Publication year - 2013
Publication title -
pigment cell and melanoma research
Language(s) - English
Resource type - Journals
SCImago Journal Rank - 1.618
H-Index - 105
eISSN - 1755-148X
pISSN - 1755-1471
DOI - 10.1111/pcmr.12148
Subject(s) - vemurafenib , sorafenib , cancer research , melanoma , protein kinase domain , fusion gene , dabrafenib , targeted therapy , kras , mapk/erk pathway , kinase , oncogene , mutation , v600e , biology , medicine , gene , cell cycle , mutant , cancer , genetics , metastatic melanoma , hepatocellular carcinoma
Summary BRAF is the most prevalent oncogene and an important therapeutic target in melanoma.

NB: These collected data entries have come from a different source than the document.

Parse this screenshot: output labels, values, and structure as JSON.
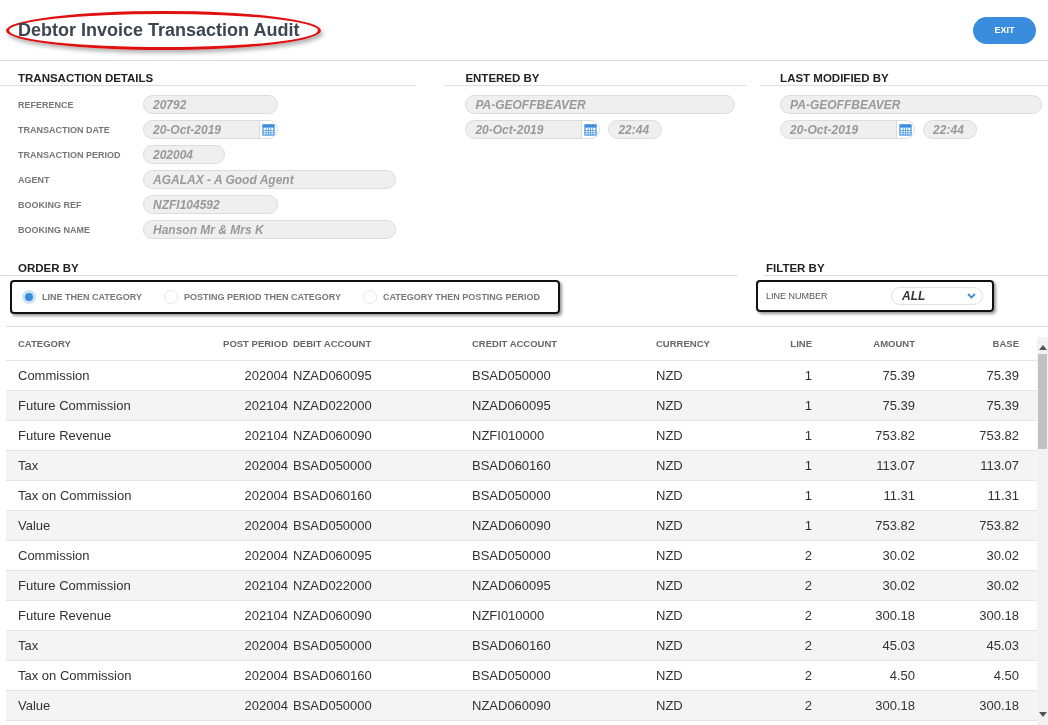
{
  "title": {
    "text": "Debtor Invoice Transaction Audit",
    "highlighted": true
  },
  "exit_button": "EXIT",
  "transaction_details": {
    "heading": "TRANSACTION DETAILS",
    "fields": [
      {
        "label": "REFERENCE",
        "value": "20792",
        "kind": "short"
      },
      {
        "label": "TRANSACTION DATE",
        "value": "20-Oct-2019",
        "kind": "date"
      },
      {
        "label": "TRANSACTION PERIOD",
        "value": "202004",
        "kind": "tiny"
      },
      {
        "label": "AGENT",
        "value": "AGALAX - A Good Agent",
        "kind": "long"
      },
      {
        "label": "BOOKING REF",
        "value": "NZFI104592",
        "kind": "short"
      },
      {
        "label": "BOOKING NAME",
        "value": "Hanson Mr & Mrs K",
        "kind": "long"
      }
    ]
  },
  "entered_by": {
    "heading": "ENTERED BY",
    "user": "PA-GEOFFBEAVER",
    "date": "20-Oct-2019",
    "time": "22:44"
  },
  "last_modified_by": {
    "heading": "LAST MODIFIED BY",
    "user": "PA-GEOFFBEAVER",
    "date": "20-Oct-2019",
    "time": "22:44"
  },
  "order_by": {
    "heading": "ORDER BY",
    "highlighted": true,
    "options": [
      {
        "label": "LINE THEN CATEGORY",
        "selected": true
      },
      {
        "label": "POSTING PERIOD THEN CATEGORY",
        "selected": false
      },
      {
        "label": "CATEGORY THEN POSTING PERIOD",
        "selected": false
      }
    ]
  },
  "filter_by": {
    "heading": "FILTER BY",
    "highlighted": true,
    "label": "LINE NUMBER",
    "value": "ALL"
  },
  "table": {
    "columns": [
      "CATEGORY",
      "POST PERIOD",
      "DEBIT ACCOUNT",
      "CREDIT ACCOUNT",
      "CURRENCY",
      "LINE",
      "AMOUNT",
      "BASE"
    ],
    "rows": [
      [
        "Commission",
        "202004",
        "NZAD060095",
        "BSAD050000",
        "NZD",
        "1",
        "75.39",
        "75.39"
      ],
      [
        "Future Commission",
        "202104",
        "NZAD022000",
        "NZAD060095",
        "NZD",
        "1",
        "75.39",
        "75.39"
      ],
      [
        "Future Revenue",
        "202104",
        "NZAD060090",
        "NZFI010000",
        "NZD",
        "1",
        "753.82",
        "753.82"
      ],
      [
        "Tax",
        "202004",
        "BSAD050000",
        "BSAD060160",
        "NZD",
        "1",
        "113.07",
        "113.07"
      ],
      [
        "Tax on Commission",
        "202004",
        "BSAD060160",
        "BSAD050000",
        "NZD",
        "1",
        "11.31",
        "11.31"
      ],
      [
        "Value",
        "202004",
        "BSAD050000",
        "NZAD060090",
        "NZD",
        "1",
        "753.82",
        "753.82"
      ],
      [
        "Commission",
        "202004",
        "NZAD060095",
        "BSAD050000",
        "NZD",
        "2",
        "30.02",
        "30.02"
      ],
      [
        "Future Commission",
        "202104",
        "NZAD022000",
        "NZAD060095",
        "NZD",
        "2",
        "30.02",
        "30.02"
      ],
      [
        "Future Revenue",
        "202104",
        "NZAD060090",
        "NZFI010000",
        "NZD",
        "2",
        "300.18",
        "300.18"
      ],
      [
        "Tax",
        "202004",
        "BSAD050000",
        "BSAD060160",
        "NZD",
        "2",
        "45.03",
        "45.03"
      ],
      [
        "Tax on Commission",
        "202004",
        "BSAD060160",
        "BSAD050000",
        "NZD",
        "2",
        "4.50",
        "4.50"
      ],
      [
        "Value",
        "202004",
        "BSAD050000",
        "NZAD060090",
        "NZD",
        "2",
        "300.18",
        "300.18"
      ]
    ]
  }
}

In some cancers, BRAF is activated by rearrangements that fuse its kinase domain to 5′ partner genes. We examined 848 comparative genomic hybridization profiles of melanocytic tumors and found copy number transitions within BRAF in 10 tumors, of which six could be further characterized by sequencing. In all, the BRAF kinase domain was fused in‐frame to six N‐terminal partners. No other mutations were identified in melanoma oncogenes. One of the seven melanoma cell lines without known oncogenic mutations harbored a similar BRAF fusion, which constitutively activated the MAP kinase pathway. Sorafenib, but not vemurafenib, could block MAP kinase pathway activation and proliferation of the cell line at clinically relevant concentrations, whereas BRAF V 600E mutant melanoma cell lines were significantly more sensitive to vemurafenib. The patient from whom the cell line was derived showed a durable clinical response to sorafenib.